MLOVE is a European mobile conference with a difference. If a mobile conference was crossed with TED and a music festival, that’s vaguely like MLove. Its big annual event is in an old East German castle 200 miles outside of Berlin. Yes, it’s as exotic as it sounds. But this week it took the plunge and brought its special atmosphere to Monterey.
Amid the excellent speeches about the future of mobile, and the future generally, organiser Harald Neidhardt throws together a diverse range of speakers, from Grammy Award winning Musician Chamillionaire to “CameraGirl”, who runs tech at Burning Man. As one delegate, Dr. Robert Daubner of billiger, put it to me, “mobile is poised to disrupt the world.” Never were truer words spoken…
Amid the high concept presentations from the likes of the Singularity University and others were a number of startup pitches from U.S.-based startups. Here’s a run-down on those:
House of Mikko
They say: Only 9% of women are completely happy with their looks, thus, $98 billion is spent annually on beauty. House of Mikko wants to be a “social beauty” store, selling curated beauty items based on physical features and the wisdom of the crowd. Via an app which incorporates barcode Scanning and the Face.com API. The app is designed to personalise a woman’s look, and make beauty products more social.
We say: It’s early days for this app but it sounds like it’s on the right track. But there’s a lot of noise out there in this space.
They say: ArtKollect has developed a mobile framework that connects new collectors and art enthusiasts with galleries, museums, and art fairs. The idea is that galleries, or developers attached to them use this platform to create their own unique app for the gallery. There’s a one-time set-up fee $800 – $1600 and monthly license and storage fee, plus they take 2.5% of sales made via the app. Wow.
We say: Nice idea, but this would be better off disrupting the galleries first.
They say: This makes malware detection quicker, more effective, and is scalable on Android with automated analysis of apps as they are downloaded to a handset. Very much aimed at the enterprise. So, an employee downloads a new app, the app is locked on the device by Marvin and sent to the Marvin cloud for analysis. Then the App is unlocked or removed based on Marvin analysis results.
We say: Very much in the Bring Your Own Device trend, this looked like a convincing enterprise play.
They say: Think Highlig.ht or Banjo, but this time for LinkedIn business networking professionals. It’s location based it’s all about .biz! Definitely one to try out at your next conference in Atlanta.

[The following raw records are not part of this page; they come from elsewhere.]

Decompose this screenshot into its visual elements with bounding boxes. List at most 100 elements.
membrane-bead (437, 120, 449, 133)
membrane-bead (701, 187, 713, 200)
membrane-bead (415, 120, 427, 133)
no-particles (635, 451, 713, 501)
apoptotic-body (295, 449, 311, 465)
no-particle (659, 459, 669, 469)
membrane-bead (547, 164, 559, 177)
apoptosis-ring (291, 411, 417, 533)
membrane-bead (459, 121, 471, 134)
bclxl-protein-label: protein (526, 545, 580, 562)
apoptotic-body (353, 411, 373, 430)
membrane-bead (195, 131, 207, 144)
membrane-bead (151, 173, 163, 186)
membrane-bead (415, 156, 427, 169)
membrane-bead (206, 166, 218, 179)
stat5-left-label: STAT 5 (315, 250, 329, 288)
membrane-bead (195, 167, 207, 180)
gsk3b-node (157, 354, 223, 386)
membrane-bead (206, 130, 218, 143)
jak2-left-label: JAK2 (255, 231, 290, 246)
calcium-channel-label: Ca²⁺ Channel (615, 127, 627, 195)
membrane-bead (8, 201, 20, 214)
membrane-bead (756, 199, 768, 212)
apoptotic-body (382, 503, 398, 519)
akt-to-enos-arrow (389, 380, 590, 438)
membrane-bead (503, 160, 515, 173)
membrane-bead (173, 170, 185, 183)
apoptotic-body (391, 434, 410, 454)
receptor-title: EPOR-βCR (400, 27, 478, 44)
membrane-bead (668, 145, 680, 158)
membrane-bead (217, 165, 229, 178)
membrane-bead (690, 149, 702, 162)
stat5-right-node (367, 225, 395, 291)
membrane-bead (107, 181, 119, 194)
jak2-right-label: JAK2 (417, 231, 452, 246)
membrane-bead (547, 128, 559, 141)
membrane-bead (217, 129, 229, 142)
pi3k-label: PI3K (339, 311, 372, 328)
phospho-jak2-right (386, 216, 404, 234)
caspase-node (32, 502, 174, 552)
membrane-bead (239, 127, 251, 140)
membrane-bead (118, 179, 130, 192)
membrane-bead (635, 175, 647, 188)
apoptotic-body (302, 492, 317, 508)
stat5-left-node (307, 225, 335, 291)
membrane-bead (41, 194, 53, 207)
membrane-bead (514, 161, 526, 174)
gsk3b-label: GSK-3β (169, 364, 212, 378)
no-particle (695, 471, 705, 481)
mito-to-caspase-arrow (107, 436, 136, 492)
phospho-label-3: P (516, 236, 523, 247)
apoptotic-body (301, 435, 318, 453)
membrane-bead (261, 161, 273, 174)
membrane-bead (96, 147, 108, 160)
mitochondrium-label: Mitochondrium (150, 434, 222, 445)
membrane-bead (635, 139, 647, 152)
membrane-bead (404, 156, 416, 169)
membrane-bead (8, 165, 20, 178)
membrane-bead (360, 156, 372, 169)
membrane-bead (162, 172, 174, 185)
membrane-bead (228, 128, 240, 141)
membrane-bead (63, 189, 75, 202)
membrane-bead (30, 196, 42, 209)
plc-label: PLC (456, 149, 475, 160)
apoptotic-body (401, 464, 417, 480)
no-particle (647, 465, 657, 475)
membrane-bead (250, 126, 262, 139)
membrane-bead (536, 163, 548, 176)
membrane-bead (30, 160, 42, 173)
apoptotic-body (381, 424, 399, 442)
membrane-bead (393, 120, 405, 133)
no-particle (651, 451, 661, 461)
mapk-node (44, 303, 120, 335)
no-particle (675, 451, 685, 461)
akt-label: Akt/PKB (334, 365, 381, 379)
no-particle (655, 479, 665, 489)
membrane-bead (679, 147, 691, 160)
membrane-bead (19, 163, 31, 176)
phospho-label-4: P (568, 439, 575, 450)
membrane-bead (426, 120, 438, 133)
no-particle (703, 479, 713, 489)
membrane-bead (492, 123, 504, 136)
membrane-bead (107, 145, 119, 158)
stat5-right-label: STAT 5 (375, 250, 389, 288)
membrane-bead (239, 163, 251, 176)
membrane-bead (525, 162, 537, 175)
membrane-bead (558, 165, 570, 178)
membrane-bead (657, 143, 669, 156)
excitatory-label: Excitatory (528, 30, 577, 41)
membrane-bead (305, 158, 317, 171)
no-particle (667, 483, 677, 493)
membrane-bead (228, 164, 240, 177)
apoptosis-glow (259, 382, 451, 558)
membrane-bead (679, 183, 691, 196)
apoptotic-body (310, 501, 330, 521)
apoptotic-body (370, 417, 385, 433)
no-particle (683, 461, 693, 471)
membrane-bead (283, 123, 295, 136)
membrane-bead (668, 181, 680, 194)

We say: There will be lots of ‘Highlight for business” apps right about… now. However, they have a chance if they get out early and the design it good.
They say: It’s about earning free mobile minutes through marketing. Blyk Mobile tried this and failed, but Embee reckons it can crack this sucker. Embee Mobile connects brands, operators and mobile users in a way that allows phone owners to get minutes for free by participating in marketing… all through a Facebook application. The mobile app is on its way.
We say: Blyk failed because it needs lots more users. But then again, it was pre-social media. Embee has a chance if it can create a good viral loop, and also not come across as too spammy.